В том, что мы увидели, не было ничего нового – перетянутые по поясу свалявшимися, нестираными шерстяными платками, обутые в грубые негнущиеся ботинки, хотя дело ведь было даже не в обуви, не в одежде – и лица наши, и руки были обветренные, серые, чужие, – это были совсем не мы, давно уже не мы, и в то же время мы были – живы. И мы поймали рыбу – огромную, жирную, весеннюю, мы поймали ее, мы сделали это сами, без помощи, без снисходительного присмотра.

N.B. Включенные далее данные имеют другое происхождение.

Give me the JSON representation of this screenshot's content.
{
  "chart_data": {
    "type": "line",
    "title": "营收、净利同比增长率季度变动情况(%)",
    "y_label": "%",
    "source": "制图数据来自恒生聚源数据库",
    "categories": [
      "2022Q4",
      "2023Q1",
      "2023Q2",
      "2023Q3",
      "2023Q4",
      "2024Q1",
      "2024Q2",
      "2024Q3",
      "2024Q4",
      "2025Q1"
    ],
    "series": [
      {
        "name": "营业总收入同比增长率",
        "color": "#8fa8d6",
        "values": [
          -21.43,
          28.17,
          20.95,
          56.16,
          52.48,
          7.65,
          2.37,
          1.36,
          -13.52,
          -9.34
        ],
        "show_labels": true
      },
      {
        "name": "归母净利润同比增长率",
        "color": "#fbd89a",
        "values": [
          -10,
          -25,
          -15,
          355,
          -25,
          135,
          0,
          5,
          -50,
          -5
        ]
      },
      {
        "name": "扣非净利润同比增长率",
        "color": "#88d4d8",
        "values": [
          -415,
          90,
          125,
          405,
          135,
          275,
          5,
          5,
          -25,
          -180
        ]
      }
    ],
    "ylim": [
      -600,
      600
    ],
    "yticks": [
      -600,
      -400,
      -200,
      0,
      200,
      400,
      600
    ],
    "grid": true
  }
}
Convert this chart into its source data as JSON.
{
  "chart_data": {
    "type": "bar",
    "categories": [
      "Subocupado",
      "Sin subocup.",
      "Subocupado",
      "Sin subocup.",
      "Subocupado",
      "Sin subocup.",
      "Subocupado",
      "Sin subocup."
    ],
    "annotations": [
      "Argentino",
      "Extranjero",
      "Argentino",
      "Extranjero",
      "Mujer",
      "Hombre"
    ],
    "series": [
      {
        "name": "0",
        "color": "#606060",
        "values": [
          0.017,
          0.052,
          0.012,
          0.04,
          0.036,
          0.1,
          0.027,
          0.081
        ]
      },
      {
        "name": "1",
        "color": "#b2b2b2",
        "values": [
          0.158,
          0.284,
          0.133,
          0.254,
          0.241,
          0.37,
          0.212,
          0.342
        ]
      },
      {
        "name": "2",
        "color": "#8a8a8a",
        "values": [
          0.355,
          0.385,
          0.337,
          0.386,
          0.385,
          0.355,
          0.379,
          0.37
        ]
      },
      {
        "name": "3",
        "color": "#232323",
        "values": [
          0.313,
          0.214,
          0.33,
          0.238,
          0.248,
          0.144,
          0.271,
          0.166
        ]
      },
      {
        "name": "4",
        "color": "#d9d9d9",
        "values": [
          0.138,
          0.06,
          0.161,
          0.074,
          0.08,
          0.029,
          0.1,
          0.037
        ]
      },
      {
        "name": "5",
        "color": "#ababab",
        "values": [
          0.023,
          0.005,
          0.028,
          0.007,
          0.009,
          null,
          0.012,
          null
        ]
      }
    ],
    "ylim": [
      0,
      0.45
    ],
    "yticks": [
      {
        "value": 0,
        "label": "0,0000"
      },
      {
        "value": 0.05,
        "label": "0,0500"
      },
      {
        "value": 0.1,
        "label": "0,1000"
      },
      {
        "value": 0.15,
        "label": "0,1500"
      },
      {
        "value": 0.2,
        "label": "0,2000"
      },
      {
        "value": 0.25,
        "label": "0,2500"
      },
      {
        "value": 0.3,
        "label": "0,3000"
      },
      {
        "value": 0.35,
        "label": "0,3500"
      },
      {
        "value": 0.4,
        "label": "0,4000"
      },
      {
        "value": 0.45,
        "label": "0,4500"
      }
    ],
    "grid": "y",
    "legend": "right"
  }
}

Потом мы бежали домой – на самом деле бежали, передавая друг другу тяжелое, плюхающее ведро, в котором у самого края, поверх снулой плотвы, скользила толстая праздничная форелина; мы бежали, продолжая хохотать, и дети, стараясь не отстать, визжали и смеялись вместе с нами, безразличные к тому, что именно нас развеселило, просто потому, что мы, наконец, смеялись. Нам хотелось как можно быстрее добраться до дома и приготовить эту рыбу – сделать с ней что-нибудь, отличное от вечного надоевшего, жидкого бульона, предъявить ее как доказательство того, что мы сами сумели вытащить, добыть из недружелюбного, пугающего озера почти полное ведро жизни. Ворвавшись в дом – в этот момент привычная его, гадкая теснота и убогость совершенно не имела значения, – мы подбросили дров в остывающую печь и, погревшись возле неё недолго, снова высыпали на улицу, потому что торжественность этого первого нашего улова невозможно было оскорбить сейчас облупленной эмалированной кастрюлей.
Форелья туша была уже выпотрошена и обмазана солью; порывшись где-то в недрах нашего истощившегося багажа, Ира вернулась с комком мятой, криво обрезанной фольги; он был небольшой, и его едва хватило на то, чтобы соорудить неказистый, нескладный кулёк, в который мы завернули рыбину (Марина снова запричитала «никаких специй, даже перца нет»), а потом стремительно разбросали снег с давным-давно не использовавшегося кострища и развели огонь.
Крепкие березовые поленья обещали гореть не меньше сорока минут, прежде чем превратиться в угли, пригодные для того, чтобы доверить им нашу драгоценную добычу, – но возвращаться в дом не хотелось. Было страшно разрушить хрупкий праздничный настрой, случившийся так неожиданно, так вдруг, и поэтому все мы – даже дети, даже пёс – остались снаружи, пританцовывая вокруг костра и стараясь держаться к нему поближе, потому что ненадёжное зимнее солнце уже успело съехать вниз, к горизонту, к верхнему краю черных замёрзших деревьев. Какое-то время мы стояли молча – наблюдая за дружелюбным, уютным огнём, а потом Наташа сказала:
– Выпить бы сейчас чего-нибудь. У нас совсем не осталось?
– Не может быть, – усомнилась Ира, – наверняка у папы заначено где-нибудь. Я сейчас.
Она вернулась минут через пять – боком толкнула дверь и торжествующе помахала изрядно уже початой бутылкой, в которой плескалось прозрачное, ядовитое; в другой руке её, ушками наружу, радостно топорщились четыре фаянсовые кружки.
Идея пить спирт, не разбавляя, мгновенно потерпела фиаско – после первого же глотка Марина задохнулась, закашлялась, выплюнула обжигающую жидкость себе под ноги и убежала в дом, чтобы через мгновение вернуться с чайником, полным кипяченой воды.
– Коктейль, – объявила она, улыбаясь, и мы подставили кружки под облупленный эмалированный носик. – За нас, – сказала она потом, задрав свою кружку над головой, маленький потрёпанный римлянин, приветствующий своего цезаря; и я не могла не вспомнить день, когда умерли телефоны – в самом начале эпидемии и Леня с Мариной, наши нелюбимые, заносчивые соседи, впервые сидели в нашей гостиной, ожидая, пока я переведу им новости CNN, и то, какая она была тогда – холёная, холодноватая профессиональная жена с идеальной причёской и непогрешимым маникюром, безупречная, несимпатичная.